As trilhas por dentro da montanha não facilitavam em nada o caminho, muitas das direções que tomavam pareciam dar nos mesmos lugares, e havia bifurcações e encruzilhadas para todo canto, grutas que não davam em lugar algum e caminhos que levavam para direção errada. Estava certa de que estavam subindo a montanha, a temperatura havia caído um pouco e a erosão do vento e da chuva estava ficando mais aparente.

A escuridão dentro dos tuneis não era um problema, seus olhos iam se adaptando conforme a claridade diminuía. O que realmente incomodava eram os cheiros; os fungos que cresciam nos tuneis de cheiro acre; os minerais que haviam encravados nas paredes; mas o que roubava a cena e a deixava nauseada, eram os cigarros que Bruce acendia um após o outro. Na maior parte do tempo em meio ao breu completo os olhos flamejantes de Bruce e a brasa do cigarro eram os únicos pontos de luz. Um olfato muito sensível em um buraco húmido com um fumante não era o ideal, ainda mais quando era seu nariz que apontava a direção em que deveriam seguir.

Estava entediada, ficava fazendo caretas para Bruce enquanto ele não estava olhando, principalmente de nojo devido ao cheiro dos cigarros.
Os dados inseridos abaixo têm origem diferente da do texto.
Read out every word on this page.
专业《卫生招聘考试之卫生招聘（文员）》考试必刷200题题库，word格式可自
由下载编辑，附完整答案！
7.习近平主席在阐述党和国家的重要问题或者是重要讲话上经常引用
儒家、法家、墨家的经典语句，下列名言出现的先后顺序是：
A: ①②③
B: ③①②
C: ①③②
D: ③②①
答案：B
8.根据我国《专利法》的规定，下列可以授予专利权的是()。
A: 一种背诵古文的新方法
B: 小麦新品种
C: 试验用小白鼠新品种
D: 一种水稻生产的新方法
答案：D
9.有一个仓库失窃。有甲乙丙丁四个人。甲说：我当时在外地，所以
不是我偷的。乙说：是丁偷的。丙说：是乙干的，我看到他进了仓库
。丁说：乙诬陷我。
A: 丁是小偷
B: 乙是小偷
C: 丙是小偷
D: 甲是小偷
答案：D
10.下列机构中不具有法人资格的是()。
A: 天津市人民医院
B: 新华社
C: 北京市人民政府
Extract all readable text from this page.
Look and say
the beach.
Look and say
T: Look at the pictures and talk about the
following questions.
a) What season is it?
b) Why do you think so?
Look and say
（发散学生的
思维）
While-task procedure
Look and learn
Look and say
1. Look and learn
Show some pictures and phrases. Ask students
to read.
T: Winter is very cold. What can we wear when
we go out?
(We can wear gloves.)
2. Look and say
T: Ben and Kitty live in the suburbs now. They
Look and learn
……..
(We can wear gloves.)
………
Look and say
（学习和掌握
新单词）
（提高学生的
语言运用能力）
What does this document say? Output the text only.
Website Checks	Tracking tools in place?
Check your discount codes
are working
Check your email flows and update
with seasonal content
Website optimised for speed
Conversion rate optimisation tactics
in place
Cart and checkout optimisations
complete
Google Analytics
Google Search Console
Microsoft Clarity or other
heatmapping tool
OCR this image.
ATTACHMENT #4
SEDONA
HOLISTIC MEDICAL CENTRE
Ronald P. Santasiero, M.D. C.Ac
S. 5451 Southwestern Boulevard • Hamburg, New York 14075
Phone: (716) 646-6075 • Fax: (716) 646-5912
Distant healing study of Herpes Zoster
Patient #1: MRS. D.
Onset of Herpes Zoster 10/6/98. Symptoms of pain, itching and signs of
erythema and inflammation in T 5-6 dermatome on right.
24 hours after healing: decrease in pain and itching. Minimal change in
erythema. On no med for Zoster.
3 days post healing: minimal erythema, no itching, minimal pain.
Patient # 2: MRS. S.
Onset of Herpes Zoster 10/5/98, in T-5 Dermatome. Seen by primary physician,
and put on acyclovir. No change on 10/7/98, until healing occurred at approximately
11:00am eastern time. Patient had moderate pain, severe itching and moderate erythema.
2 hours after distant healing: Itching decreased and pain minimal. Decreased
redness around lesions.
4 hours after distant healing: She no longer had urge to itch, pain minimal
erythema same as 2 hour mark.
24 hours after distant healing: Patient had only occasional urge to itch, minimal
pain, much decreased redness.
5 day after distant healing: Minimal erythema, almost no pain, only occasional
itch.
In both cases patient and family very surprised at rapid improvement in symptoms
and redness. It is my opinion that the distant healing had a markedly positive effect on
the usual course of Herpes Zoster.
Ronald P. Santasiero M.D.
Sabia apreciar o silêncio, mas aquilo já estava a incomodando. Bruce não estava bem quando subiram a montanha e a falta de conversa a impedia de saber se ele havia melhorado ou não. Estava preocupada e como o desprezo dele pelos marrentos era aparente, decidiu investigar mais a fundo.

-Marrentos né, já teve problemas com eles antes? – Tentou fazer a pergunta sair de maneira casual, mas se sentiu uma completa idiota depois que ouviu o que disse em voz alta.

Bruce olhou pelo canto dos olhos para ela por um instante e depois voltou sua atenção ao caminho sem perder o foco. Ele estava sempre observando o ambiente a sua volta e tomando cuidado para que não fossem surpreendidos.

-Você também tá entediada né? Eu tinha esquecido como essa parte do trabalho é chata. – Falou baixo para não chamar atenção, mas não tão baixo que ela não escutasse.

- Se tivesse alguma coisa aqui com a gente eu ia sentir o cheiro, não precisa falar tão baixo. – Ficou duas vezes irritada com a atitude dele. - E agora eu preciso estar entediada pra ter interesse na sua vida?

"É isso que ganho por tentar interagir, tomo esporro como se não soubesse fazer meu trabalho e o cretino ainda acha que estou falando com ele só pra passar o tédio", pensou.

Ele virou-se na direção dela, fazendo cara de surpreso por tê-la ofendido. -Sim, você precisa. Na maior parte do tempo se alguém tenta conversar com você, sua reação é encarar como se fosse matar a pessoa.

- Eu não sou tão cuzona assim! – Seu tom de voz levantou enquanto o encarou indignada. Antes que ele pudesse dizer qualquer outra coisa esbravejou. -E se você tiver a coragem de dizer o contrário, você pode esquecer de descer essa montanha.

Ambos ficaram sérios se encarando por um momento breve, até que começaram a dar risada. A preocupação de Ingrid diminuiu, o humor de Bruce havia melhorado nos últimos tempos, mas todos aqueles cigarros e o nervosismo pela manhã estavam a deixando aflita.

Ele estava sorrindo com mais frequência, estava bebendo menos, e recuperou um pouco de vaidade. Estava com barba aparada e havia trançado seus cabelos crespos. Ainda não era o homem elegante e imponente que ela lembrava de ver pelos corredores da Catedral, mas claramente não era o bêbado com quem lutou quando chegou em Trindade.